The best documentary: No Other Land, produced by a group of Palestinians and Israelis, focuses on violence in the West Bank. Basel Adra, a Palestinian who worked on the film, called on the world to "stop the ethnic cleansing of the Palestinian people." Journalist Yuval Abraham said he saw Adra as a brother and challenged US foreign policy for blocking paths to peace, adding, "Can't you see that we are intertwined? That my people can be truly safe if Basel's people are truly free and safe. There is another way. It's not too late for life for the living."

Accepting the best actor award for The Brutalist, Adrien Brody said his performance represented "the lingering traumas and the repercussions of war and systematic oppression and of antisemitism and racism and othering." He added: "if the past can teach us anything, it’s a reminder to not let hate go unchecked."
For a subtle nod to the humanity of the unborn child, the host joked while showing pictures of certain actors back in their youth. He showed one and then another, and then the punchline -- the youth picture of Timothee Chalamet:

That same host, Conan O’Brien, did a humor skit several years back also humanizing the preborn child: part 1 and part 2.
In Theaters Now: My Dead Friend Zoe
Two women were veterans of Afghanistan. Merit is still alive, going to a court-ordered therapy group. Zoe interacts with Merit as a hallucination others don’t see. As Merit deals with family problems, we know throughout that Zoe is dead. Cheerfully so.

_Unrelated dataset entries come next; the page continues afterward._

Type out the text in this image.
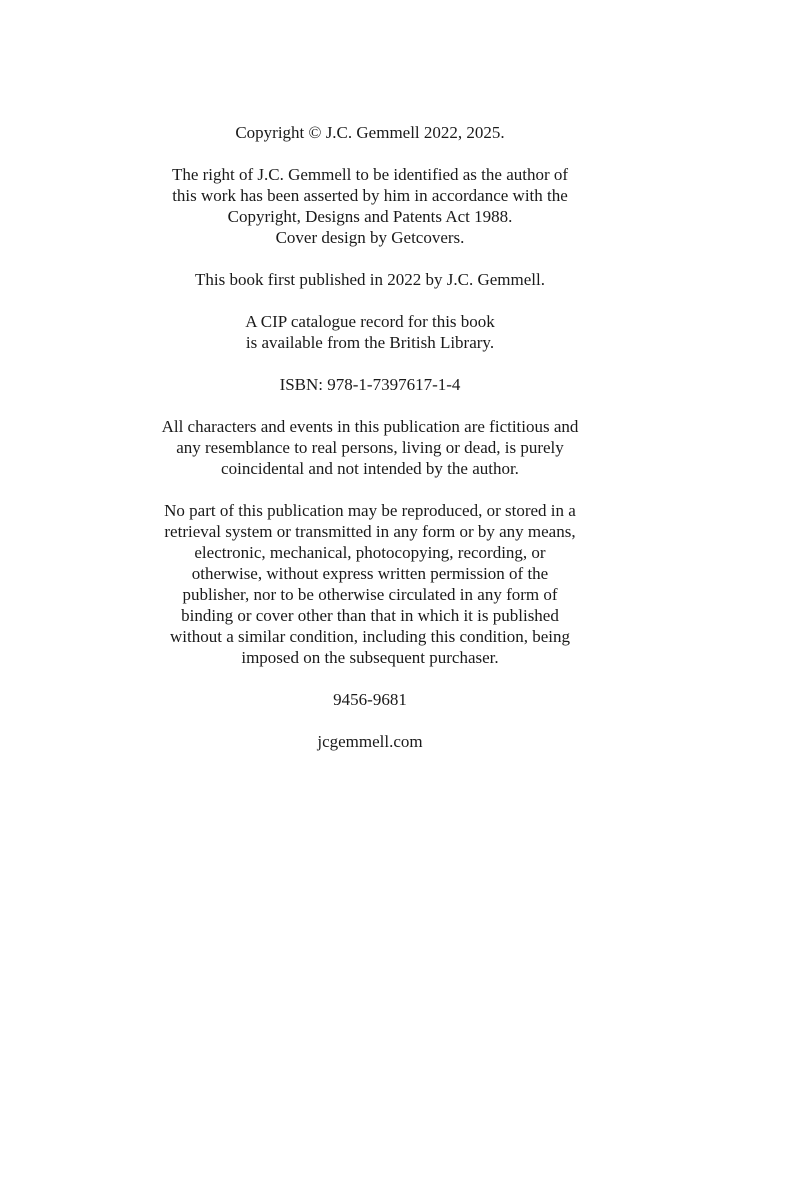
Copyright © J.C. Gemmell 2022, 2025.

The right of J.C. Gemmell to be identified as the author of
this work has been asserted by him in accordance with the
Copyright, Designs and Patents Act 1988.
Cover design by Getcovers.

This book first published in 2022 by J.C. Gemmell.

A CIP catalogue record for this book
is available from the British Library.

ISBN: 978-1-7397617-1-4

All characters and events in this publication are fictitious and
any resemblance to real persons, living or dead, is purely
coincidental and not intended by the author.

No part of this publication may be reproduced, or stored in a
retrieval system or transmitted in any form or by any means,
electronic, mechanical, photocopying, recording, or
otherwise, without express written permission of the
publisher, nor to be otherwise circulated in any form of
binding or cover other than that in which it is published
without a similar condition, including this condition, being
imposed on the subsequent purchaser.

9456-9681

jcgemmell.com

Spoiler alert: Until the end, we don’t know how Zoe died. Some will assume we’ll be told what combat incident killed her. Actually, she got home and shot herself. This goes with the dark truth: more soldiers die by suicide than by combat. The movie’s conclusion is the need for more therapy available to veterans.
This is certainly true. Veterans have already gone through war and desperately need the help. But not putting people into wars in the first place would be far more effective.
The Latest on the Blog
Rachel MacNair offers thoughts on the new Trump administration in Not Panicked / Always Panicked.
John Whitehead’s remarks at our quarterly anti-nuclear vigil: Turning Back the Nuclear Threat: Some Practical Steps.
Quote of the Week
Pope Francis
Message to the Pilgrimage of the the Movement for Life, March 8, 2025.
Your commitment . . . places the dignity of the person at the centre and prioritizes those who are weaker. The unborn child represents, par excellence, every man and woman who does not count, who has no voice. To place oneself on his or her side means standing in solidarity with all the world's discarded.